Saturday 5 March 2011

The effects of PCI DSS, compliance requirements on the security industry

By Robert Westervelt, News Director

Any analyst or security expert will tell you that the Payment Card Industry Data Security Standard (PCI DSS) has had a profound effect on the security industry.
The credit card giants created the PCI Security Standards Council in 2006 to supply a blueprint that merchants can use to better protect credit card data. While some studies suggest PCI DSS compliance requirements are encouraging merchants to deploy a minimal level of security, critics such as Joshua Corman, director of enterprise security research at the 451 Group, point to some potentially negative consequences.
In this edition of Security Wire Weekly, Corman and Paul Judge, chief research officer of Barracuda Networks, talk about compliance's role in shaping the security industry and whether it has hindered the emergence of innovative security technologies.
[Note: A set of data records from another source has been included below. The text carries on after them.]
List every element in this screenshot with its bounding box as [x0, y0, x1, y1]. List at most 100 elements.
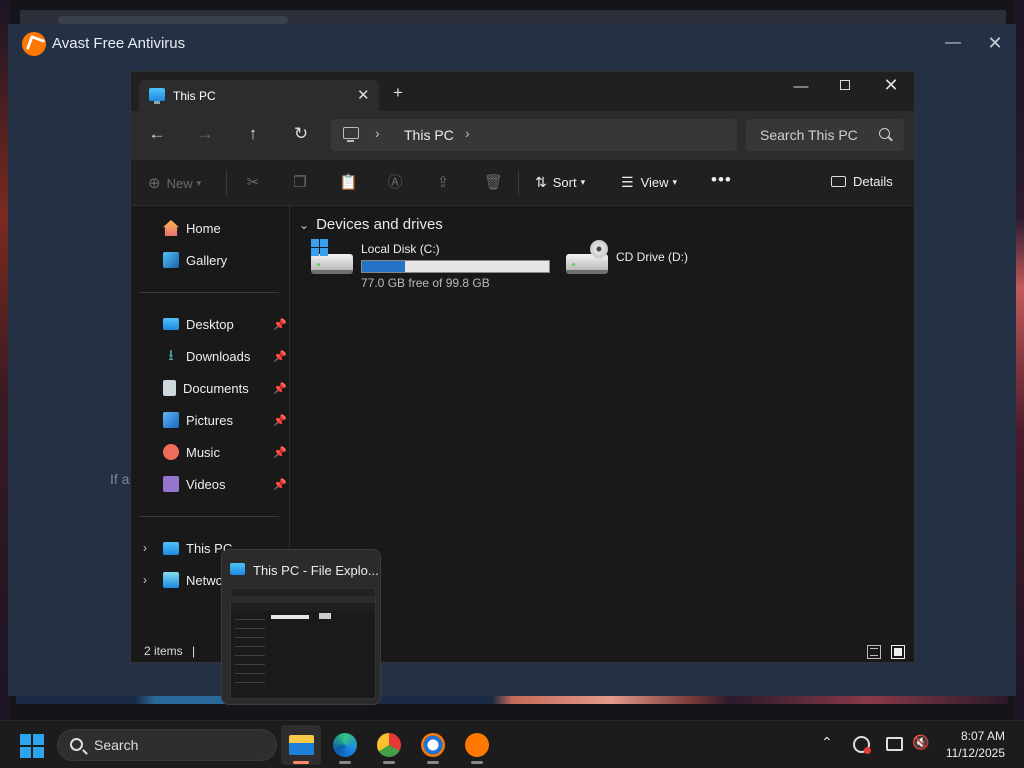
sidebar-item-gallery[interactable]: Gallery [163, 248, 227, 272]
taskbar-preview[interactable]: This PC - File Explo... [221, 549, 381, 705]
share-icon[interactable]: ⇪ [435, 175, 451, 191]
clock-time[interactable]: 8:07 AM [943, 729, 1005, 743]
pin-icon[interactable]: 📌 [273, 478, 287, 491]
pin-icon[interactable]: 📌 [273, 414, 287, 427]
this-pc-icon [149, 88, 165, 104]
back-button[interactable]: ← [147, 124, 167, 144]
tab-bar: This PC ✕ + — ✕ [131, 72, 914, 111]
start-button[interactable] [20, 734, 44, 758]
home-icon [163, 220, 179, 236]
close-button[interactable]: ✕ [881, 75, 901, 96]
sidebar-item-downloads[interactable]: ⭳ Downloads [163, 344, 250, 368]
minimize-button[interactable]: — [791, 78, 811, 95]
network-icon[interactable] [886, 737, 903, 751]
maximize-button[interactable] [840, 80, 850, 90]
rename-icon[interactable]: Ⓐ [387, 175, 403, 191]
file-explorer-icon [289, 735, 314, 755]
address-bar[interactable]: › This PC › [331, 119, 737, 151]
tiles-view-icon[interactable] [891, 645, 905, 659]
new-button[interactable]: ⊕ New ▾ [148, 174, 201, 192]
preview-thumbnail[interactable] [230, 588, 376, 699]
sidebar-item-label: Music [186, 444, 220, 460]
cut-icon[interactable]: ✂ [245, 175, 261, 191]
gallery-icon [163, 252, 179, 268]
taskbar-search[interactable]: Search [57, 729, 277, 761]
details-button[interactable]: Details [831, 174, 893, 189]
pin-icon[interactable]: 📌 [273, 350, 287, 363]
pin-icon[interactable]: 📌 [273, 382, 287, 395]
copy-icon[interactable]: ❐ [292, 175, 308, 191]
refresh-button[interactable]: ↻ [291, 124, 311, 144]
new-label: New [166, 175, 193, 191]
documents-icon [163, 380, 176, 396]
tab-this-pc[interactable]: This PC ✕ [139, 80, 379, 111]
clock-date[interactable]: 11/12/2025 [943, 746, 1005, 760]
more-options-icon[interactable]: ••• [711, 170, 732, 190]
volume-muted-icon[interactable]: 🔇 [912, 734, 929, 751]
taskbar-avast-antivirus[interactable] [457, 725, 497, 765]
network-icon [163, 572, 179, 588]
chevron-right-icon[interactable]: › [143, 541, 147, 555]
show-hidden-icons-chevron-icon[interactable]: ⌃ [821, 734, 833, 751]
breadcrumb-this-pc[interactable]: This PC [404, 127, 454, 143]
paste-icon[interactable]: 📋 [339, 175, 358, 191]
details-pane-icon [831, 176, 846, 187]
drive-free-space: 77.0 GB free of 99.8 GB [361, 276, 490, 290]
background-window-tab [58, 16, 288, 24]
new-tab-button[interactable]: + [393, 83, 403, 103]
divider [226, 170, 227, 196]
chrome-beta-icon [377, 733, 401, 757]
sidebar-item-home[interactable]: Home [163, 216, 221, 240]
chevron-down-icon: ⌄ [299, 217, 310, 232]
pictures-icon [163, 412, 179, 428]
chevron-right-icon[interactable]: › [465, 125, 470, 141]
videos-icon [163, 476, 179, 492]
drive-local-disk-c[interactable]: Local Disk (C:) 77.0 GB free of 99.8 GB [311, 239, 551, 292]
sidebar-item-documents[interactable]: Documents [163, 376, 249, 400]
sidebar-item-music[interactable]: Music [163, 440, 220, 464]
pin-icon[interactable]: 📌 [273, 318, 287, 331]
sort-button[interactable]: ⇅ Sort ▾ [535, 174, 585, 191]
search-placeholder: Search This PC [760, 127, 858, 143]
drive-name: CD Drive (D:) [616, 250, 688, 264]
up-button[interactable]: ↑ [243, 124, 263, 144]
taskbar-chrome-beta[interactable] [369, 725, 409, 765]
running-indicator [427, 761, 439, 764]
avast-titlebar: Avast Free Antivirus — ✕ [8, 24, 1016, 64]
view-button[interactable]: ☰ View ▾ [621, 174, 677, 191]
sidebar-item-network[interactable]: Netwo [163, 568, 223, 592]
details-view-icon[interactable] [867, 645, 881, 659]
sync-alert-icon[interactable] [853, 736, 871, 754]
avast-title: Avast Free Antivirus [52, 35, 186, 52]
sidebar-item-label: Documents [183, 380, 249, 396]
windows-logo-icon [311, 239, 329, 257]
sidebar-item-label: Home [186, 220, 221, 236]
running-indicator [339, 761, 351, 764]
chevron-right-icon[interactable]: › [375, 125, 380, 141]
drive-cd-drive-d[interactable]: CD Drive (D:) [566, 240, 726, 292]
running-indicator [293, 761, 309, 764]
tab-close-icon[interactable]: ✕ [357, 86, 370, 104]
forward-button[interactable]: → [195, 124, 215, 144]
downloads-icon: ⭳ [168, 347, 174, 364]
sidebar-item-pictures[interactable]: Pictures [163, 408, 233, 432]
computer-icon [343, 127, 359, 142]
view-label: View [640, 175, 669, 190]
search-input[interactable]: Search This PC [746, 119, 904, 151]
close-button[interactable]: ✕ [984, 32, 1006, 54]
sidebar-item-videos[interactable]: Videos [163, 472, 226, 496]
view-icon: ☰ [621, 174, 634, 190]
sidebar-item-label: Netwo [186, 572, 223, 588]
chevron-right-icon[interactable]: › [143, 573, 147, 587]
group-header[interactable]: ⌄ Devices and drives [299, 216, 443, 233]
minimize-button[interactable]: — [942, 32, 964, 54]
sidebar-item-desktop[interactable]: Desktop [163, 312, 234, 336]
disc-icon [590, 240, 608, 258]
delete-icon[interactable]: 🗑 [484, 175, 503, 191]
chevron-down-icon: ▾ [196, 177, 202, 188]
taskbar-avast-browser[interactable] [413, 725, 453, 765]
taskbar-file-explorer[interactable] [281, 725, 321, 765]
taskbar-edge[interactable] [325, 725, 365, 765]
tab-label: This PC [173, 89, 216, 103]
pin-icon[interactable]: 📌 [273, 446, 287, 459]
Judge argues that compliance has stimulated specific security markets, cranking up competition. "Everyone benefits from a vast amount of improvements over a short amount of time," Judge said.
Corman, however, explains that compliance incentivizes behaviors and actions and can result in unintended consequences. PCI 6.6 helped fuel adoption of Web application firewalls, and "caused potentially some innovation and competition in a very narrowly defined category of security controls." But many of the security controls advocated by PCI and other compliance mandates are well past their expiration date and pretty easily defeated on a regular basis, Corman said.